- The Washington Times - Wednesday, July 12, 2006

LA GLORIA, Texas — Like most men, they are possessive and unyielding. Unlike most men, they can be fooled for only 20 minutes. That is why their dates always have a predetermined time frame — and a dramatic climax.

“A lot of people don’t realize it, but these bulls are really out to kill you,” Kate Leffler says.

Mrs. Leffler is the only active female bullfighter in the United States, and despite her blond ponytail, she has earned respect in the macho world of Latin American and Spanish matadors.

The San Mateo purebred bulls bide their time at the La Querencia ranch, gloomy and furious at the sight of a stranger.

Fred Renk, owner of the ranch, where he has built a bullring and a bullfighting school in this tiny South Texas town, says a bull’s instinct is to go after everything that moves within the territory it considers its own. That is why the key to a matador’s survival is to wave a cape in front of the raging animal while keeping his body perfectly still.

The problem, Mr. Renk said, is that bulls usually begin to figure out the trick after about 20 minutes.

That’s when the bull, cheered on by the crowd, forgets the cape and charges the matador. More than 1,000 pounds of muscle, bone and fury combine in one final thrust toward a victory.

The matador must confront the animal from the front and, ideally, end the duel with one graceful plunge of the sword.

How did the fortysomething Mrs. Leffler end up in this testosterone-filled world of medieval ritual and gore? She says it can be summed up in one word: karma.

She recalls a family vacation in Puerto Vallarta, Mexico, more than seven years ago when she saw her first professional bullfight.

“It had bravery, elegance, dignity and passion — all at once,” she said.

Her life has not been the same since. She averages six hours of training every day. She has taken lessons at Mr. Renk’s school, practicing together with his son, David Renk, the seventh American in history to go to Mexico and earn the rank of full matador.

Mrs. Leffler’s first bullfight was in Madera, Calif., in 1998. It was a so-called “bloodless” fight, in which the bull is not killed. Many bullfighters say this style of fighting, albeit legal and politically correct, makes little sense and is infinitely more dangerous to humans because the animal learns from its experience in the ring.

“It’s a cardinal rule in bullfighting,” Mr. Renk said. “A bull fights only once. If you let him into the ring a second time, he will ignore the cape and will immediately go after the matador. And believe me, it ain’t gonna be pretty.”

In Mrs. Leffler’s “bloodless” experience, a “previously used” cow lifted her with its horns 20 feet into the air but failed to tear her flesh.

Mrs. Leffler’s first “bloody” fight was in July 2002 in Cadereyta, a small community in northern Mexico. She said it still haunts her because she had no experience of putting to death anything except a cockroach.

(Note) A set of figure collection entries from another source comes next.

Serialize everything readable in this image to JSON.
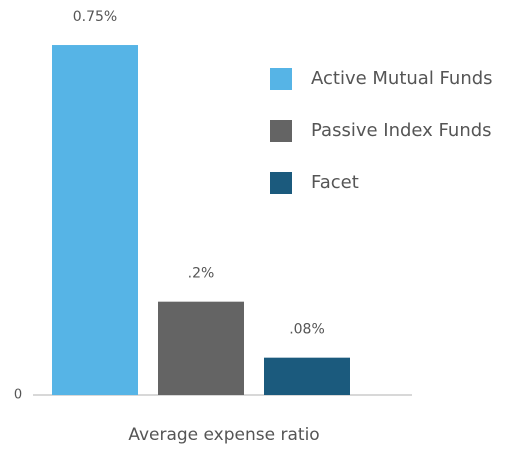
{
  "chart_data": {
    "type": "bar",
    "categories": [
      "Average expense ratio"
    ],
    "series": [
      {
        "name": "Active Mutual Funds",
        "color": "#56b4e6",
        "values": [
          0.75
        ],
        "value_labels": [
          "0.75%"
        ]
      },
      {
        "name": "Passive Index Funds",
        "color": "#646464",
        "values": [
          0.2
        ],
        "value_labels": [
          ".2%"
        ]
      },
      {
        "name": "Facet",
        "color": "#1b5a7d",
        "values": [
          0.08
        ],
        "value_labels": [
          ".08%"
        ]
      }
    ],
    "ylim": [
      0,
      0.8
    ],
    "yticks": [
      0
    ],
    "grid": false,
    "legend": "upper right"
  }
}
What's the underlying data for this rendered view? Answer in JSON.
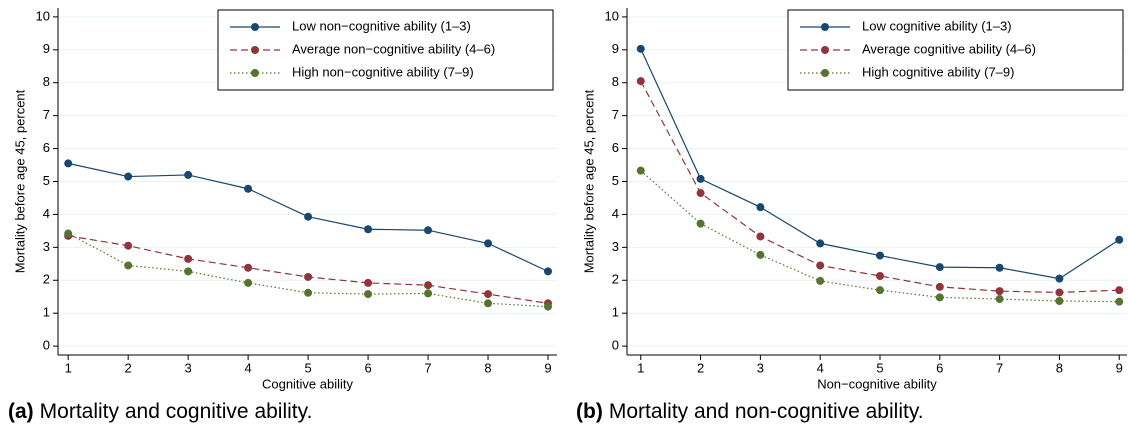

Still, the judge awarded her one of the fallen bull’s ears, calling her “a very brave woman.”

Judges can reward toreros, a Spanish word for bullfighters, by giving them one or two ears, or both ears and the tail.

Mrs. Leffler’s next fight was a few months later in Reynosa, Mexico. It went better, but was more dramatic because the bull turned out to be bigger and meaner.

“I remember David Renk shouting to me from the stands, ‘Kate, if you don’t kill him right away, he’ll kill you,’” she said, breathing a deep sigh as if reliving the fight.

In the end, the wounded bull knocked her off her feet and came crushing down on top of her, breaking her collarbone and soaking her with its blood.

“Would you imagine what it took to persuade the dry cleaners in San Francisco to take my fighting suit?” she said with a laugh.

In her other life, she was what the conventional San Francisco society would describe as a balanced, well-rounded person with a husband, a child and a good job as a restorer of Victorian houses.

Why trade it all for the hot breath of a half-ton killer beast on your face?

Mrs. Leffler calls it “art” — the art of confronting mortal danger with elegance, dignity and skill, and then turning the tide with one decisive move.

It’s about being able, she says, to dance with death — and slip away from its embrace at the last moment.

And yes, it’s about bravery and character.

“Life is a bull, the world is a bullring and we are all bullfighters,” says Rosita Morales, a 74-year-old native of El Paso, Texas, who dazzled many a bullring in Mexico in the 1950s and is now one of Mrs. Leffler’s mentors.

And fight they must — cuts or bruises and even smashed ribs notwithstanding.

Under a bullfighter’s code of honor, if a torero is still standing, he or she must keep performing, Mrs. Leffler says.

She says bulls have taught her a lot about confronting death and appreciating life’s simple pleasures.

Overall, it’s a cathartic experience, Mrs. Leffler says. “It’s like having a perfect day multiplied by 100.”

Her dedication to “the art” has taken its toll. Her marriage has long since collapsed. She sees less of her son, although he is an adult now. To make time for travel, she takes fewer home restoration contracts.

She owns few things except her truck, her cat, a Scientology book of wisdom and her capes. And yes, her most prized possession — the bull’s ear.